In case you missed it, Google is now Alphabet, Alphabet owns Google, and Google has a new CEO, who reports to the old CEO.
Huh?
Give us two minutes, and we’ll explain.
1) Google restructured its business. It spun out its wacky projects like driverless cars and anti-aging research into separate companies. Alphabet is now the parent company of all of those smaller companies, one of which is Google.
2) Don’t worry, you won’t notice any changes … at least for now. At its most basic level, Google just renamed itself “Alphabet” and created a subsidiary business called “Google.” The new Google will continue as the consumer-facing brand and will run all the products you’ve heard of, including search, Android, YouTube, Maps and Google Apps.
3) Don’t expect to hear much from Alphabet itself. It’s a holding company, with no consumer products of its own. Alphabet doesn’t own the rights to Alphabet.com. Its website is abc.xyz, and it’s as bare-bones as they come.
4) Alphabet is organized like Warren Buffett’s Berkshire Hathaway. Each business, including Google, will have its own CEO. They will all report to Alphabet CEO (former Google chief) Larry Page, who has been a longtime admirer of Buffett’s managing style.
5) Page and fellow Google co-founder Sergey Brin are giving up their reins at Google to take over Alphabet. Page will be CEO and Brin will be president of Alphabet.
6) The new CEO of Google is Sundar Pichai. He’s a well-liked executive who’s had a meteoric rise since he joined Google in 2004. He led the Google Toolbar team, then Chrome. He was then given control of Android and eventually every Google product not named YouTube. As CEO, he’ll oversee YouTube too, although Susan Wojcicki will remain YouTube’s chief executive.
7) Alphabet’s structure is designed to give each separate business more independence and freedom to grow. In a memo to investors, Page said he wants to make the company “cleaner and more accountable.” Since smart home company Nest, the experimental Google X, and age-fighting Calico don’t really have much to do with Google’s core search business, spinning them off makes a good deal of sense.

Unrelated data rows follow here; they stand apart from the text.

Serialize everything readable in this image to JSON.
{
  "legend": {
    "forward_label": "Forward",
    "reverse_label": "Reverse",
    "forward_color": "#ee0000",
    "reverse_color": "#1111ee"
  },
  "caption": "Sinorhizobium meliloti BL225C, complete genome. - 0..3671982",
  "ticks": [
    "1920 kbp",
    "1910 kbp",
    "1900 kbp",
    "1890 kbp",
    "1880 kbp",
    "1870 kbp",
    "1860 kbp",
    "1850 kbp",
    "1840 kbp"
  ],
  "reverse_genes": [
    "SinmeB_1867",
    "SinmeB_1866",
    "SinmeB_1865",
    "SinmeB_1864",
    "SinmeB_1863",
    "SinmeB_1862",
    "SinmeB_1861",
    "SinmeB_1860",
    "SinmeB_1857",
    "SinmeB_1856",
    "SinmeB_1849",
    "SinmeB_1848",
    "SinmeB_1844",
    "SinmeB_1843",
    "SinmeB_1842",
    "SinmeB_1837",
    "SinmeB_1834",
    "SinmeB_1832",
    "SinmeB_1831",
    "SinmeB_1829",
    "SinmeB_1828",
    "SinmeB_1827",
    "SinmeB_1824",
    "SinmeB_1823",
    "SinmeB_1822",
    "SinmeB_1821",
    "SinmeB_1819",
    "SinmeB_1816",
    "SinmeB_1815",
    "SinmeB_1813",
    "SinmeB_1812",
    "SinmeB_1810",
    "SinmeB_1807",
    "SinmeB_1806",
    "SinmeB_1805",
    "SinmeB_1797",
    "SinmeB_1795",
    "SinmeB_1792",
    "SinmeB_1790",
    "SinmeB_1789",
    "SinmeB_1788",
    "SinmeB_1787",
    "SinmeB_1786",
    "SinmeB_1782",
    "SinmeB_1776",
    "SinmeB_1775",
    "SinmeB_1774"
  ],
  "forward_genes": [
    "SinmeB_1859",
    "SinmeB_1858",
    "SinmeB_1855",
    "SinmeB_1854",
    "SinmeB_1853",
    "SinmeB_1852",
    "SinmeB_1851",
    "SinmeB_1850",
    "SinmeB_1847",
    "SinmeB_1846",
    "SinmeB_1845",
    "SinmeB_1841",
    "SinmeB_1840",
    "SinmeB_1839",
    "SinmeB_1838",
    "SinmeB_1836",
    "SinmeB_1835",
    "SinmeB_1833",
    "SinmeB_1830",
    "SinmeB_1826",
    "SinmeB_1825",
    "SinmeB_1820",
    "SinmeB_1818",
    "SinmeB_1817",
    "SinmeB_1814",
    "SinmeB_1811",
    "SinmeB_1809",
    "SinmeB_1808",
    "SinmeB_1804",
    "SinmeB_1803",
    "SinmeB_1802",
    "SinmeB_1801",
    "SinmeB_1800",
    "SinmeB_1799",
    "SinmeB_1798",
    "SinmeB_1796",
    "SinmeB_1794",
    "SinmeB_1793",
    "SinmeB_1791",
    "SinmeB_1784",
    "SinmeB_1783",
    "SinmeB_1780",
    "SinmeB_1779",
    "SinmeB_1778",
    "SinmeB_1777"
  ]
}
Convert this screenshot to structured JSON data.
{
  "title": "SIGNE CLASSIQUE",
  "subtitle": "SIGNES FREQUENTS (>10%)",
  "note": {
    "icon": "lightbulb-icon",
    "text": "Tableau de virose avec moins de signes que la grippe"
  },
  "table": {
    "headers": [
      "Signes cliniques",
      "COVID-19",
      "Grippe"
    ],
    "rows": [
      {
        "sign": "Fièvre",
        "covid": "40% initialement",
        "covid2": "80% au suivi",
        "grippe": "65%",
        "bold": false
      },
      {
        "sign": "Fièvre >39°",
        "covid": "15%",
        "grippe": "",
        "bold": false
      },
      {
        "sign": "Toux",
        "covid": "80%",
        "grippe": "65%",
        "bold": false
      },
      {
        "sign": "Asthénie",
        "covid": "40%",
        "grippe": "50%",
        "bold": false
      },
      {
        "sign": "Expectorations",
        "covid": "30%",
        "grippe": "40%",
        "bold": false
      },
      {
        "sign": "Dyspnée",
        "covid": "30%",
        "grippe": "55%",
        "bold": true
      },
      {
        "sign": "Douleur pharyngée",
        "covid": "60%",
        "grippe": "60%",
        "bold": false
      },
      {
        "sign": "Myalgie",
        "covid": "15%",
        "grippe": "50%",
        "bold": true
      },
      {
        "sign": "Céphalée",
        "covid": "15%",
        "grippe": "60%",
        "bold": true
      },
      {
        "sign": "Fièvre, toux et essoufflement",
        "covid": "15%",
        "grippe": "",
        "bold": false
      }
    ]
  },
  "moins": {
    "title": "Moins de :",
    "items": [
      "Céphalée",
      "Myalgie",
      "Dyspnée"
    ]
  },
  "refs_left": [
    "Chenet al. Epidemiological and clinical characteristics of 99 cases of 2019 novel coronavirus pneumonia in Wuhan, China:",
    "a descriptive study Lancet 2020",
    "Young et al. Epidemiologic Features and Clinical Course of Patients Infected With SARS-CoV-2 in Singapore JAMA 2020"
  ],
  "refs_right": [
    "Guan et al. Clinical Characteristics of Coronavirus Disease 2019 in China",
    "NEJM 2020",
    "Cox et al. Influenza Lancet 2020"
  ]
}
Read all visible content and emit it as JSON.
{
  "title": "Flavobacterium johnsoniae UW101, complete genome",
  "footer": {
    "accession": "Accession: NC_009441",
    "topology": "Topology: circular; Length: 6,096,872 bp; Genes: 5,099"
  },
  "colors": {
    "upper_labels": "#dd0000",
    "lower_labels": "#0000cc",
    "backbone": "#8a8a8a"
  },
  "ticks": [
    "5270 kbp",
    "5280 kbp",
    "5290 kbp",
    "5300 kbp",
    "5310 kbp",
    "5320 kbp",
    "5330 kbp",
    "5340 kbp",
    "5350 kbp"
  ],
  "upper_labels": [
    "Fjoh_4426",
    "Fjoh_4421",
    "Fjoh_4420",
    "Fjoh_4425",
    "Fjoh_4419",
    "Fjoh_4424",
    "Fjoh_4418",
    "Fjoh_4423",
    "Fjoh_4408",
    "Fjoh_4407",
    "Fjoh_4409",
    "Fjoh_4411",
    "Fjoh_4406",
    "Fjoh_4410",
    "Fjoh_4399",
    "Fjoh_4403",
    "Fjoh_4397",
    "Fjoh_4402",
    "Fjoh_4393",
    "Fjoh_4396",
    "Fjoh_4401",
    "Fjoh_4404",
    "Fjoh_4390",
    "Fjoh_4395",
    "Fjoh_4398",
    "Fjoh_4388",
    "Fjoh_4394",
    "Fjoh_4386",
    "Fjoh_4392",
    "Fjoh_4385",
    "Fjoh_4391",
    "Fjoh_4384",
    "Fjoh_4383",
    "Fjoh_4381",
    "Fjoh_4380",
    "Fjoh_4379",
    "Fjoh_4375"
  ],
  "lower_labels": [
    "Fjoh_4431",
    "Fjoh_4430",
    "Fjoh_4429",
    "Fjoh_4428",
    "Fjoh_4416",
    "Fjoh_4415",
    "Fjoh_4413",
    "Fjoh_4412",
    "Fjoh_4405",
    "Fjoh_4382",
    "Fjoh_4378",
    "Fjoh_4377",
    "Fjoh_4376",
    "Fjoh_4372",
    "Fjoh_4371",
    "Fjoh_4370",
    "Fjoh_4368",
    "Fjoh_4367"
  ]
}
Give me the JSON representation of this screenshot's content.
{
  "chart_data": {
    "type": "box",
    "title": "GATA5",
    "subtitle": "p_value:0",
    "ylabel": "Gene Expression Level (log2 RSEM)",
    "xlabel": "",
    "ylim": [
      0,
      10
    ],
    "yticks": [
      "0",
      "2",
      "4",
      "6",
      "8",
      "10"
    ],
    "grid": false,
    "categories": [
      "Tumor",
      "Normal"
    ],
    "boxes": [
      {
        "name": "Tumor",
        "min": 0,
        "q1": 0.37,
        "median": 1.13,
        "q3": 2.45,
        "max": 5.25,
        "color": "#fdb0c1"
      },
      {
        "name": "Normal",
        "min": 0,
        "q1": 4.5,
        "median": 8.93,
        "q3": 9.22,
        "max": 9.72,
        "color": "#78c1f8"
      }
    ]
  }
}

8) Google hired a big-time chief financial officer from Wall Street a few months ago. Ruth Porat, now the CFO of Alphabet, had said that she wanted to add more transparency to Google’s business. Alphabet’s new structure will give investors a better understanding of how well each of Google’s former “side projects” (now Alphabet subsidiaries) are performing, as well as more clarity about Google’s core business.
9) The Alphabet move was done in part to appease investors. Shareholders had been growing increasingly anxious about Google’s funding of “moonshot” investments that may never pay off. Since 90% of Google’s sales came from advertising, Page was criticized for not devoting more of his time to search. Now, Google will be a separately run company without its CEO worrying about those “side projects.”
10) Investors are pleased: Alphabet shares are up 6% since the announcement.